Poco después pasaron dos esclavas negras que reconocieron los collares de santería y le hablaron en lengua yoruba. La niña les contestó entusiasmada en la misma lengua. Como nadie sabía por qué estaba allí, las esclavas la llevaron a la cocina tumultuosa, donde fue recibida con alborozo por la servidumbre. Alguien se fijó entonces en la herida del tobillo y quiso saber qué le había pasado. «Me lo hizo madre con un cuchillo», dijo ella. A quienes le preguntaron cómo se llamaba, les dio su nombre de negra: María Mandinga.

Recuperó su mundo al instante. Ayudó a degollar un chivo que se resistía a morir. Le sacó los ojos y le cortó las criadillas, que eran las partes que más le gustaban. Jugó al diábolo con los adultos en la cocina y con los niños del patio, y les ganó a todos.
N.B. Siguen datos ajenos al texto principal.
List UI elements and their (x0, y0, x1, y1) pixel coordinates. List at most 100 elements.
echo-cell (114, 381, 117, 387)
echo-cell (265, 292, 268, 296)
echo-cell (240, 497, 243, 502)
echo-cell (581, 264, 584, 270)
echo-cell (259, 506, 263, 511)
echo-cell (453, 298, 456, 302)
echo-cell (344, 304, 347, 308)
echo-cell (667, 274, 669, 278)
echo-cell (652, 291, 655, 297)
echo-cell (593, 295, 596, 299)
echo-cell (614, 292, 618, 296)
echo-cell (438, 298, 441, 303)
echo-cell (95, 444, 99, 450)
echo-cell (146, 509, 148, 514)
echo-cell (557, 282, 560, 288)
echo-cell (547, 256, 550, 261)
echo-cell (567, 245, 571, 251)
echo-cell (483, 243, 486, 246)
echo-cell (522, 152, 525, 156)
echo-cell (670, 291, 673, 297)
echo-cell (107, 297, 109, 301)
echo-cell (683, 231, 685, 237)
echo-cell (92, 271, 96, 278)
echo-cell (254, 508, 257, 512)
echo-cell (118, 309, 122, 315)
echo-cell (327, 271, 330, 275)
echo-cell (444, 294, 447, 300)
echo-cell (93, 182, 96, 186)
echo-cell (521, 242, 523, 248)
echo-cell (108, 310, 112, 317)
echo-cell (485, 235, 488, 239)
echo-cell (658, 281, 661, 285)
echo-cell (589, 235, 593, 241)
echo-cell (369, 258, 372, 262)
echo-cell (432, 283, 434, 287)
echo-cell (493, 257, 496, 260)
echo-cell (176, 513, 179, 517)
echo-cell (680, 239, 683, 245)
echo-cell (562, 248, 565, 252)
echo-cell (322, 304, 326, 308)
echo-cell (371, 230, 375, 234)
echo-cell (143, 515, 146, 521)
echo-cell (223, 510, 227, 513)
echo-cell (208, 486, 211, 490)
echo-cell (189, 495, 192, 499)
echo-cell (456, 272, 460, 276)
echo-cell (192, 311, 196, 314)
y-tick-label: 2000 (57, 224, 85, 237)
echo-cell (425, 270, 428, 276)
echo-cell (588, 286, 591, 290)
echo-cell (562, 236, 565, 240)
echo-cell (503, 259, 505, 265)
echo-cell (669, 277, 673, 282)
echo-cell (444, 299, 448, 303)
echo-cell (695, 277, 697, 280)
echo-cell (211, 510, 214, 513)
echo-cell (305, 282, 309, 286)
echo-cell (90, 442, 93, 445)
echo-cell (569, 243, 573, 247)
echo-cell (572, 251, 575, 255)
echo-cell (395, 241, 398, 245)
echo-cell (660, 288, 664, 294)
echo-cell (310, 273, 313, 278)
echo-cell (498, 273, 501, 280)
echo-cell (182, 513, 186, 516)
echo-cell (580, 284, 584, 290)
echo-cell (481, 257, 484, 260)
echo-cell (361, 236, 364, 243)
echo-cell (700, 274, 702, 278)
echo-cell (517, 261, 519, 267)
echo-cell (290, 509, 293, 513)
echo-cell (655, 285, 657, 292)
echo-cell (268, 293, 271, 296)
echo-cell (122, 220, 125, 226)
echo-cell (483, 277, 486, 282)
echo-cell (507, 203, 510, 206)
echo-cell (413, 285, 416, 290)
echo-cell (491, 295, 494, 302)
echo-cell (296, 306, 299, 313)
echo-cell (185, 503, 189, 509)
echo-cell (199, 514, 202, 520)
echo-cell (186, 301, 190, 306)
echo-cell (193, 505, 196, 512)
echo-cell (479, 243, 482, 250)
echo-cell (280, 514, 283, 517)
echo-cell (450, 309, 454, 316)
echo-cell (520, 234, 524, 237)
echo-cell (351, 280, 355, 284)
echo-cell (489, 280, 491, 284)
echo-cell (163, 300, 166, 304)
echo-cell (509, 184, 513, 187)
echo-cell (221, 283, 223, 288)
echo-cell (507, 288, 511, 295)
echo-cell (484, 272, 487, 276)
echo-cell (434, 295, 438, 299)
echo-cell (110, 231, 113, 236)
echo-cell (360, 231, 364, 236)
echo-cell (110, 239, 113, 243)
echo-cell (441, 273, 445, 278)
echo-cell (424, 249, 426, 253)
Cantó en yoruba, en congo y en mandinga, y aun los que no entendían la escucharon absortos.

Al almuerzo se comió un plato con las criadillas y los ojos del chivo, guisados en manteca de cerdo y sazonados con especias ardientes.

A esa hora todo el convento sabía ya que la niña estaba allí, menos Josefa Miranda, la abadesa. Era una mujer enjuta y aguerrida, y con una mentalidad estrecha que le venía de familia. Se había formado en Burgos, a la sombra del Santo Oficio, pero el don de mando y el rigor de sus prejuicios eran de dentro y de siempre. Tenía dos vicarias capaces, pero estaban de sobra, porque ella se ocupaba de todo y sin ayuda de nadie.

Su rencor contra el episcopado local había empezado casi cien años antes de su nacimiento. La causa primera, como en los grandes pleitos de la historia, fue una divergencia mínima por asuntos de dinero y jurisdicción entre las clarisas y el obispo franciscano. Ante la intransigencia de éste, las monjas obtuvieron el apoyo del gobierno civil, y ese fue el principio de una guerra que en algún momento llegó a ser de todos contra todos.

Respaldado por otras comunidades, el obispo puso el convento en estado de sitio para rendirlo por hambre, y decretó el Cessatio a Divinis. Es decir: el cese de todo servicio religioso en la ciudad hasta nueva orden. La población se dividió en pedazos, y las autoridades civiles y religiosas se enfrentaron apoyadas por unos o por otros. Sin embargo, las clarisas seguían vivas y en pie de guerra al cabo de seis meses de asedio, hasta que se descubrió un túnel secreto por donde las abastecían sus partidarios. Los franciscanos, esta vez con el apoyo de un nuevo gobernador, violaron la clausura de Santa Clara y dispersaron a sus monjas. Se necesitaron veinte años para que se calmaran los ánimos y se restituyera a las clarisas el convento desmantelado, pero al cabo de un siglo Josefa Miranda seguía cocinándose a fuego lento en sus rencores. Los inculcó en sus novicias, los cultivó en sus entrañas más que en su corazón, y encarnó todas las culpas de su origen en el obispo De Cáceres y Virtudes y en todo el que tuviera algo que ver con él. De modo que su reacción era previsible, cuando le avisaron, de parte del obispo, que el marqués de Casalduero había llevado al convento a su hija de doce años con síntomas mortales de posesión demoníaca. Sólo hizo una pregunta:

«¿Pero es que existe un tal marqués?» La hizo con doble veneno, porque era asunto del obispo, y porque siempre negó la legitimidad de los nobles criollos, a los cuales llamaba «nobles de gotera».